Joshua Amaral, also known as “Ill Child,” 34, of Hartford, was sentenced to 78 months in federal prison Monday for his role in a violent 2017 shootout tied to the city’s bloody drug trade. U.S. District Judge Jeffrey A. Meyer handed down the sentence, which will be followed by five years of supervised release, marking the latest conviction in a sprawling federal crackdown on gang-fueled violence in Connecticut’s capital.

The gunfire erupted on April 28, 2017, in Hartford’s South End near Franklin Avenue and Barker Street, when Amaral, armed and alongside Latin Kings leader Wilson Velez, confronted a rival drug dealer. What followed was a gunfight that left Amaral shot in the leg. The exchange, investigators say, was not a random act of violence, but a calculated move in a turf war fueled by heroin and fentanyl distribution.

Amaral pleaded guilty on February 5, 2019, to two federal counts: conspiracy to possess a firearm in furtherance of a drug trafficking crime and actual possession of a firearm in furtherance of such a crime.
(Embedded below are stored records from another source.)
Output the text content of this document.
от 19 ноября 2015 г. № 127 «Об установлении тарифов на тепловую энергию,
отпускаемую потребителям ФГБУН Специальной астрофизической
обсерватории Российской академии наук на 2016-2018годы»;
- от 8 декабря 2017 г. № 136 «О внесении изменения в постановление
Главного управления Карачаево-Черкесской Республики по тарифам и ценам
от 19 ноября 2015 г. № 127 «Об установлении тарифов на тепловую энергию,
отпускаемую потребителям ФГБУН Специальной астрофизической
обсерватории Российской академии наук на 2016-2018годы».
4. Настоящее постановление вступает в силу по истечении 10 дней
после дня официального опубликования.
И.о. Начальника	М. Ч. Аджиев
He has been in custody since his arrest on state charges on September 15, 2017 — long before his federal plea — underscoring the relentless sweep of law enforcement through the city’s most entrenched street operations.

The case was built by the FBI’s Northern Connecticut Violent Crimes Task Force, alongside the Hartford Police Department’s Vice and Narcotics Division, targeting the Almighty Latin Kings Nation’s grip on Hamilton and Elliot Street apartment buildings. These locations served as hubs where Velez, known as “Wiso,” directed family and gang associates to process and distribute deadly narcotics, including multiple controlled purchases documented by investigators.

On May 1, 2018, a 41-count indictment slammed down, charging Velez, Amaral, and eight others in a web of drug and firearm offenses. Velez, arrested December 7, 2017, had his bond revoked April 5, 2018, and pleaded guilty February 22, 2019, to conspiring to distribute over a kilogram of heroin and 400 grams of fentanyl, as well as firearm charges tied to the drug operation. He now awaits sentencing.

Assistant U.S. Attorney Brian P. Leaming prosecuted the case, which pulled together task force units from the Hartford and East Hartford Police Departments, Connecticut State Police, and the Department of Correction. The conviction of Amaral, prosecutors say, dismantles another link in the violent chain that’s terrorized Hartford neighborhoods for years.